In 1997, Don DeLillo's Underworld placed higher than McCarthy's Blood Meridian on a list of the greatest American novels.
In 1998, McCarthy published Cities of the Plain, completing The Border Trilogy.
In 2003, literary critic Harold Bloom named McCarthy as one of the four major living American novelists.
In 2005, McCarthy published No Country for Old Men, originally conceived as a screenplay.
In 2005, Time included Blood Meridian on their list of the 100 best English-language books published since 1923.
In 2006, McCarthy and Jennifer Winkley divorced.
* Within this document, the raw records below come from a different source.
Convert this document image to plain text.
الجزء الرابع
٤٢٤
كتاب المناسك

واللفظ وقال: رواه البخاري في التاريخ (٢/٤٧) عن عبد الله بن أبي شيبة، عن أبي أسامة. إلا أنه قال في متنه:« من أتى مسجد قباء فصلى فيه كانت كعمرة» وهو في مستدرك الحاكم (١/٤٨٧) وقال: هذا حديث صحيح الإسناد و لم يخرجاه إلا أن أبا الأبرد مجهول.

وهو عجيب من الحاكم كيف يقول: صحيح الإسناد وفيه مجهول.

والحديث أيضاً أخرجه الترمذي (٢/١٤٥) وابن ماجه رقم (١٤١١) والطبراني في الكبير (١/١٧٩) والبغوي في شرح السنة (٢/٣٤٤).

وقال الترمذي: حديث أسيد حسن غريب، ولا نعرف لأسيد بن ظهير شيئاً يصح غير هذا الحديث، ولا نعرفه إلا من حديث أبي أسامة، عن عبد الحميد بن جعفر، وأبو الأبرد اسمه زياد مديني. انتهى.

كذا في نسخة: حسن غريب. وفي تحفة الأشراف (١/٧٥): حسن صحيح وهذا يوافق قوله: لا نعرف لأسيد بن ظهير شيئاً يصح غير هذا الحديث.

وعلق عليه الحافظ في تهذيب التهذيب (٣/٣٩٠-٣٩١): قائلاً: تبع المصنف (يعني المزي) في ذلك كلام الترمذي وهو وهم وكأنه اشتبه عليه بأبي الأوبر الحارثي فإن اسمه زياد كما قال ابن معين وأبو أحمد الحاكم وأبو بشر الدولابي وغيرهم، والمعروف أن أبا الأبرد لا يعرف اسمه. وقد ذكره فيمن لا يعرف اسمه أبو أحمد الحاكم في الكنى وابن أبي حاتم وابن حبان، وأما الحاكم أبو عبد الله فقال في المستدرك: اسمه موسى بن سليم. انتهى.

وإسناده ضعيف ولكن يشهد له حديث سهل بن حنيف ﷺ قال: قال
In 2006, McCarthy published The Road, a post-apocalyptic novel.
In 2006, McCarthy published the play The Sunset Limited, also subtitled as a "novel in dramatic form".
In 2006, a poll ranked Blood Meridian third among the greatest American novels of the previous quarter-century.
In April 2007, Oprah Winfrey selected McCarthy's The Road as her Book Club selection.
On June 5, 2007, McCarthy's first television interview, with Oprah Winfrey, aired on The Oprah Winfrey Show.
In 2007, McCarthy's novel The Road won the Pulitzer Prize for Fiction and the James Tait Black Memorial Prize for Fiction.
In 2007, the film adaptation of No Country for Old Men won four Academy Awards, including Best Picture.
In December 2009, McCarthy's Olivetti Lettera 32 typewriter was auctioned at Christie's for $254,500, with proceeds donated to the Santa Fe Institute. He replaced it with an identical model.
In 2009, the film adaptation of The Road, directed by John Hillcoat, was released.
In 2011, McCarthy's play The Sunset Limited was adapted into a film.
In 2012, Cormac McCarthy sold his original screenplay "The Counselor". The production of the film, directed by Ridley Scott, was also finished in 2012.
In 2012, Jim Long, McCarthy's childhood friend, passed away.
In 2012, McCarthy was elected to the American Philosophical Society.
On October 25, 2013, the film "The Counselor", based on McCarthy's screenplay, was released to polarized critical reception.
In 2013, a Scottish writer created a Twitter account impersonating McCarthy.
In 2015, McCarthy's novel, "The Passenger", was announced at a multimedia event hosted by the Lannan Foundation in Santa Fe.
In 2016, a hoax spread on Twitter claiming that McCarthy had died, which was later refuted.
In 2017, McCarthy published his first piece of nonfiction writing, an essay entitled "The Kekulé Problem", analyzing August Kekulé's dream and theorizing about the unconscious mind and origins of language.
In 2018, another Twitter account impersonating McCarthy was created.
In 2021, a Twitter account impersonating McCarthy was briefly marked as verified after a viral tweet, but later confirmed to be fake.
In March 2022, The New York Times reported that "The Passenger" would be released on October 25, 2022, and "Stella Maris" on November 22, 2022. "Stella Maris" was noted to be McCarthy's first novel since Outer Dark to feature a female protagonist.
On October 25, 2022, McCarthy's novel, The Passenger, was published.
On December 6, 2022, McCarthy's novel, Stella Maris, was published.
On June 13, 2023, Cormac McCarthy, the acclaimed American author, passed away.
In 2024, John Hillcoat mentioned that he and McCarthy spent extended time discussing the film adaption of Blood Meridian.
In 2024, Vanity Fair published an article about McCarthy's relationship with Augusta Britt, detailing controversial aspects of their early relationship.